Erratic behaviour when removing whitespace from the end of a string while importing excel table

49 Views Asked by At

I am importing an excel file with whitespaces at the end of most cell content which need removing. The following script works with sample data:

import pandas as pd

def strip(text):
    try:
        return text.strip()
    except AttributeError:
        return text

def num_strip(text):
    try:
        return text.split(" ",1)[0]
    except AttributeError:
        return text

def parse_excel_sheet(input_file, sheet):
    df = pd.read_excel(
        input_file,
        sheetname= sheet,
        parse_cols = 'A,B,C',            
        names=['ID', 'name_ITA', 'name_ENG'],
        converters = {
            'ID' : num_strip,
            'name1' : strip,
            'name2' : strip,
            }
        )
    return df

file = 'http://www.camminiepercorsi.com/wp-content/uploads/excel_test/excel_test.xlsx'
df = parse_excel_sheet(file,'1')
print(df)

however when trying the script on a larger file, parsing the first column 'ID' does not remove whitespaces.

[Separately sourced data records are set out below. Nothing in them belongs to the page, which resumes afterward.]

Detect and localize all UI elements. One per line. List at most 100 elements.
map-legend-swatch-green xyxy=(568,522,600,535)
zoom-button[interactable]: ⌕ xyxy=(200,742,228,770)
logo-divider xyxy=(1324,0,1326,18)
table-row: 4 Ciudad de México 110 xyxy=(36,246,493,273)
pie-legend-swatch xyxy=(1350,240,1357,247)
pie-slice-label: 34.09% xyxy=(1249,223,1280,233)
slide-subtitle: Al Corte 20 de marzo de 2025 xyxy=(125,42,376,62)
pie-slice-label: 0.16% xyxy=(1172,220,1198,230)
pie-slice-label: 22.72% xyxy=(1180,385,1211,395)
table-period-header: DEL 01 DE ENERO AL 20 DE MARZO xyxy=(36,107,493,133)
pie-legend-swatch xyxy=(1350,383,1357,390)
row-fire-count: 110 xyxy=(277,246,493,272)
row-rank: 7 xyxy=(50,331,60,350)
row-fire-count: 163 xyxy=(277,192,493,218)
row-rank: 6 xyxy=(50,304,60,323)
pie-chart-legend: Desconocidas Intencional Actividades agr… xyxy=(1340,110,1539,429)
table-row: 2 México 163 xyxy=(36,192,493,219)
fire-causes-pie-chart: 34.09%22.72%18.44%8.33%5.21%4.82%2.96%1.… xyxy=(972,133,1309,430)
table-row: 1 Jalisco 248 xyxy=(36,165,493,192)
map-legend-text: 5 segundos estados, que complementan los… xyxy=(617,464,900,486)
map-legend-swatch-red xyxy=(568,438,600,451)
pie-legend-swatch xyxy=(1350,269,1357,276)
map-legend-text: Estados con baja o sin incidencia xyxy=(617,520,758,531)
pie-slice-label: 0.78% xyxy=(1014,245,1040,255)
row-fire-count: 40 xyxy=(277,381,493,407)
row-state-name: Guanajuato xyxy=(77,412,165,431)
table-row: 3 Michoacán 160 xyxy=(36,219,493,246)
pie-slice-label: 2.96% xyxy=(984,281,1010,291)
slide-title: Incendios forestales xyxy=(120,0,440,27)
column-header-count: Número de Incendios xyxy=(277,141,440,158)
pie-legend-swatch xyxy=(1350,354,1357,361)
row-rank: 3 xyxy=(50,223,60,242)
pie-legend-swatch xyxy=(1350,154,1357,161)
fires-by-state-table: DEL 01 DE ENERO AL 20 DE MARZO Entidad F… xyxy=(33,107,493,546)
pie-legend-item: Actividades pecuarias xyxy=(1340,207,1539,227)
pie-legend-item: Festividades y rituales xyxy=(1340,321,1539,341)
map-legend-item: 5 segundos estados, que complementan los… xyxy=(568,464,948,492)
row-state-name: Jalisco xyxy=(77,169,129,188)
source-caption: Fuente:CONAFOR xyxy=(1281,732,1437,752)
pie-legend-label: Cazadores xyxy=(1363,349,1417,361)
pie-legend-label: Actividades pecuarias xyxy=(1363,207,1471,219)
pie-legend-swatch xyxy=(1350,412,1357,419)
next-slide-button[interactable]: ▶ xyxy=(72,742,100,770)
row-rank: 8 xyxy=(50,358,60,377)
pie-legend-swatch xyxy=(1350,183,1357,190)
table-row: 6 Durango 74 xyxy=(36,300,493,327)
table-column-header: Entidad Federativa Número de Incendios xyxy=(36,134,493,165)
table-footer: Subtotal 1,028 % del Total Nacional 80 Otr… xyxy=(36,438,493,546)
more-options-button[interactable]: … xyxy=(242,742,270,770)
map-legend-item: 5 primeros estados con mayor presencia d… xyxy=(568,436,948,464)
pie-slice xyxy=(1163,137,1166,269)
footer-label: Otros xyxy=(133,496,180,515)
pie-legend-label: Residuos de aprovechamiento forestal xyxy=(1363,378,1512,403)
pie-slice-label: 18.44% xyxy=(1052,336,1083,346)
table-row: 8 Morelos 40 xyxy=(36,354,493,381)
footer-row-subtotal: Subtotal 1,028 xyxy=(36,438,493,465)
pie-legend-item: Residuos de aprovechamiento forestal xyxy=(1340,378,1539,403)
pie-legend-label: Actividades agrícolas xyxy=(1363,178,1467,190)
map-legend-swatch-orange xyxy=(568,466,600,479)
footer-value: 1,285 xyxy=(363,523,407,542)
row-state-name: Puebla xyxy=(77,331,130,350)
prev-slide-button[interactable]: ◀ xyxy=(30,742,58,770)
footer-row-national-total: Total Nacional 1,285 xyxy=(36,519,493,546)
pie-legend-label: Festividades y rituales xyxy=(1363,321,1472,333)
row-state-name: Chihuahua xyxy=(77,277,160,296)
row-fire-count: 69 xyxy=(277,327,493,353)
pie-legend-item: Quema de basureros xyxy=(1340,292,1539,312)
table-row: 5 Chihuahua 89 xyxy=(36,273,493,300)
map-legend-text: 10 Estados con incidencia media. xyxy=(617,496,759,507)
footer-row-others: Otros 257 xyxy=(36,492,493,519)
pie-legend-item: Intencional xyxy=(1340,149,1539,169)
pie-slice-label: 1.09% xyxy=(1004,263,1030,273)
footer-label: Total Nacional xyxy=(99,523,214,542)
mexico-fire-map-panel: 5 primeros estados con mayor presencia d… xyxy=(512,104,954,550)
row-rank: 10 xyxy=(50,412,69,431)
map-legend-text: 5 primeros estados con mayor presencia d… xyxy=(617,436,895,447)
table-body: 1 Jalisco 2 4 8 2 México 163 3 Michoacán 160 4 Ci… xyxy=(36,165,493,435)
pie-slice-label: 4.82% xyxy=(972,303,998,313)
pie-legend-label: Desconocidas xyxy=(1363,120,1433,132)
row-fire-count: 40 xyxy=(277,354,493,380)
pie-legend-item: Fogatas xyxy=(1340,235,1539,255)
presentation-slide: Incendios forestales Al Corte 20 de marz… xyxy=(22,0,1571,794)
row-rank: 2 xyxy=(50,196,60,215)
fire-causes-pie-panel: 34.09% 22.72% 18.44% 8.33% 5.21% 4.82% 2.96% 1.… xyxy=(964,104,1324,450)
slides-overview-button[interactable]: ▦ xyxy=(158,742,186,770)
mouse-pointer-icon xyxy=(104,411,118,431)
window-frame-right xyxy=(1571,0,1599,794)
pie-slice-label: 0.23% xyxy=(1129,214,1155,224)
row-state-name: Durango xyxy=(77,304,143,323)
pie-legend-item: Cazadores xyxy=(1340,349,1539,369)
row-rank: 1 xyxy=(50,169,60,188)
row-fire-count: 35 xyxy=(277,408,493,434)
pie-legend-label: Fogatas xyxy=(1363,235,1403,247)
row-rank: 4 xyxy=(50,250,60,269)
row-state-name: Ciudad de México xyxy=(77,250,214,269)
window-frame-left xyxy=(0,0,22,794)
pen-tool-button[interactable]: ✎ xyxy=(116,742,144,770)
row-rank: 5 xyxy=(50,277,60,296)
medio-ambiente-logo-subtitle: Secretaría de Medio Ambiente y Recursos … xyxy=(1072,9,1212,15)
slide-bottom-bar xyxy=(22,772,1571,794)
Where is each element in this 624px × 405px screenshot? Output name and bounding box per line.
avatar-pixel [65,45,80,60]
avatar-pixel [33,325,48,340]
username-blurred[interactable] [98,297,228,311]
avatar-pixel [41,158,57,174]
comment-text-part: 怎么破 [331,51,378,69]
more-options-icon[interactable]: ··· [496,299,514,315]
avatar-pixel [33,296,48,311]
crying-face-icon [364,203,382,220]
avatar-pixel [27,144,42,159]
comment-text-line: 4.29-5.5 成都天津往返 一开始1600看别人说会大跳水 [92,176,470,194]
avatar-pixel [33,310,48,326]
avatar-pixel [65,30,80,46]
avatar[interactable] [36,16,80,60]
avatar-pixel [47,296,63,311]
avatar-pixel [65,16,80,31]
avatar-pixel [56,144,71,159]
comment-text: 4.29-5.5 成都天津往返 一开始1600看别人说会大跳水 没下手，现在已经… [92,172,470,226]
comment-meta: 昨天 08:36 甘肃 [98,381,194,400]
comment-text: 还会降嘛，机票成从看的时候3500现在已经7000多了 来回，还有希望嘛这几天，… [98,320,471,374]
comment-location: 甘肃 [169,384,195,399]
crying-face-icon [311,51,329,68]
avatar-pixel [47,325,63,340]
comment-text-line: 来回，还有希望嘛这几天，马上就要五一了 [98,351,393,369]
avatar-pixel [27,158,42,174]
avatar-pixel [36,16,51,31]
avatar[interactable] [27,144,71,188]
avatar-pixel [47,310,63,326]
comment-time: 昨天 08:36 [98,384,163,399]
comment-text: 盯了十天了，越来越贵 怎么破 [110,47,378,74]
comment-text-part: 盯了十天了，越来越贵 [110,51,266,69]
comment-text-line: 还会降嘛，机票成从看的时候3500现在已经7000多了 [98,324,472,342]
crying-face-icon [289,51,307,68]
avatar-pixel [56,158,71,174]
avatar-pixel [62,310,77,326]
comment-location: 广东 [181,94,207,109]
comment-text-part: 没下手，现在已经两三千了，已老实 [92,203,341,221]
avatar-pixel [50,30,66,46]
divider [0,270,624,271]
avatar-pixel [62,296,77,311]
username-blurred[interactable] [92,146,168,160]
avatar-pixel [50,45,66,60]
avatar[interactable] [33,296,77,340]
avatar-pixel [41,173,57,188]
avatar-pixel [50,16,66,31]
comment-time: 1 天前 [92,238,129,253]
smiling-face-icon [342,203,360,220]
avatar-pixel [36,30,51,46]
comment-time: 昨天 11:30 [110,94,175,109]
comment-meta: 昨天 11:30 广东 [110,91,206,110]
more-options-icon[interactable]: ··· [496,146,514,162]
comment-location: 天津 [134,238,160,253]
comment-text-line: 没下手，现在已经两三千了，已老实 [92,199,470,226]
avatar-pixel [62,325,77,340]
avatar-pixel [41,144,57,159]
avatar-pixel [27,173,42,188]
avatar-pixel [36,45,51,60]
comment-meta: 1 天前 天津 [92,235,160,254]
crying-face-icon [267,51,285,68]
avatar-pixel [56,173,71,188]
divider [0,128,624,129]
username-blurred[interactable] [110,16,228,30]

file = 'http://www.camminiepercorsi.com/wp-content/uploads/excel_test/DRS_IL_startingpoint.xlsx'
df = parse_excel_sheet(file,'test')
print(df)
1

There are 1 best solutions below

3
On

I just run your code and found that whitespaces were correctly removed from column 'ID' in larger file:

for i, el in enumerate(df['ID'].values):
# print(i)
if " " in el:
    print(el)

returns no element from 'ID' column: there's no whitespace in these 28 elements. How did you checked that this was not the case?